The third policy option – the “in the middle” one – may be the Academy of Management.  Interestingly, I could not find anything in the AOM Code of Ethics specifically on double-blind review.  AOM journal editors must “ensure the confidentiality of the review process” (4.2.4.2), “ensure the anonymity of reviewers” (4.2.4.4) and “ensure the anonymity of authors” (4.2.4.5). But nowhere in the AOM Code of Ethics are authors restricted from “tooting their own horn” in the ways I have described above. AOM journals, however, do follow the DBR process, according to the journal websites and occasional references to DBR in editorial letters.


My belief (based on asking/emailing a small sample of individuals what they think, discussions at AOM ethics workshops, and so on) is that – if asked – most AOM members would strongly uphold the importance of double-blind review. I suspect they would vote overwhelmingly against AOM journals following Nature and the American Economic Association and shifting from double to single-blind review.   However, this is just a guesstimate on my part.


Still, nowhere do I see admonitions to authors to NOT include the particulars of their work-in-progress and under review articles in their CVs, PowerPoint presentations, and so on.  And regularly I do see individuals as authors violating the DBR process  - and now including myself, a former journal editor who wrote DBR into a code of ethics!

Based on my three mini-cases above, let me rephrase Katz’s remark: In the age of Google and PowerPoint, has double-blind review become a fiction?
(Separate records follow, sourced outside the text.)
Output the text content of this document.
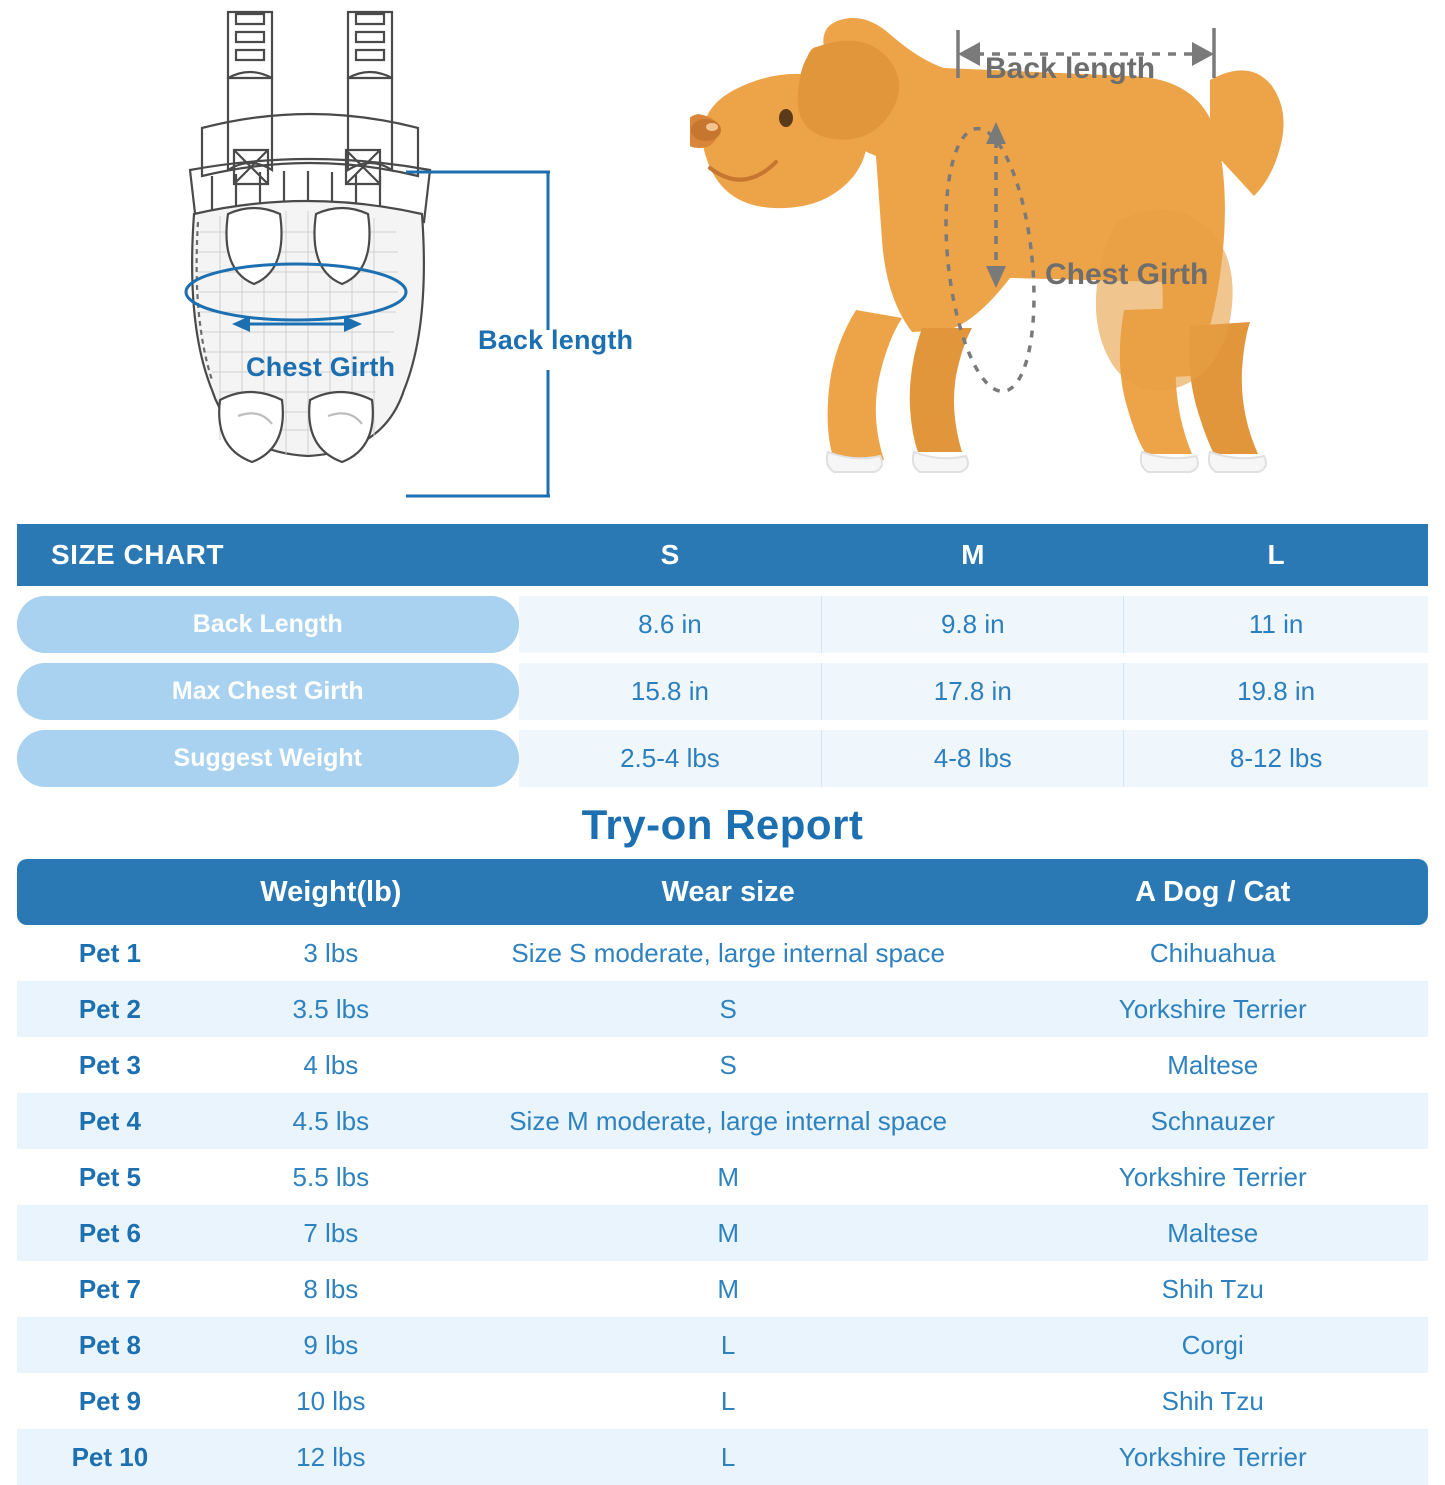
Chest Girth
Back length
Back length
Chest Girth
SIZE CHART	S	M	L

Back Length	8.6 in	9.8 in	11 in

Max Chest Girth	15.8 in	17.8 in	19.8 in

Suggest Weight	2.5-4 lbs	4-8 lbs	8-12 lbs
Try-on Report
	Weight(lb)	Wear size	A Dog / Cat
Pet 1	3 lbs	Size S moderate, large internal space	Chihuahua
Pet 2	3.5 lbs	S	Yorkshire Terrier
Pet 3	4 lbs	S	Maltese
Pet 4	4.5 lbs	Size M moderate, large internal space	Schnauzer
Pet 5	5.5 lbs	M	Yorkshire Terrier
Pet 6	7 lbs	M	Maltese
Pet 7	8 lbs	M	Shih Tzu
Pet 8	9 lbs	L	Corgi
Pet 9	10 lbs	L	Shih Tzu
Pet 10	12 lbs	L	Yorkshire Terrier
5.       Questions for discussion

I hope that my blog posting on double-blind review provides us with some food for thought. Some possible questions for discussion:


  1. As an author, if you have a paper under review at a journal that enforces double-blind review, is it OK for you to provide the information about the status of your paper on your CV or in PowerPoint presentations at conferences, job talks, and the like?
  1. As a reviewer, how often has an author “spilled the beans” to you about the status of his/her paper in the reviewing process at a journal, and you realized that you were one of the reviewers? If that happened to you, what did you do afterwards? Did you tell the journal editor that you now knew the author? What did the editor decide?
  1. As a journal editor, what is your position on double-blind review? If your journal enforces a double-blind reviewing process, what advice as the journal editor do you give authors and reviewers in terms of self-monitoring so that they maintain the double-blind review process? What is your view on authors including full information on the status of their papers in CVs, job talks, and the like? Should authors take “under review at X” and “second R&R at Y” off their CVs, conference presentations and job talks?
  1. As a teacher, what do you tell your PhD students? Should or should they not include full information on papers under review, on their websites, CVs, job applications, and in job talks and conference presentations?
  1. As an AOM member, what is your position on double-blind review? Should AOM follow the path of Nature and the American Economic Association and shift from double to single-blind review? Should we move to an approach where authors self-monitor and do not share information about their papers under review? Or, like Goldilocks and the Three Bears, is the status quo “middle-sized bowl” just right?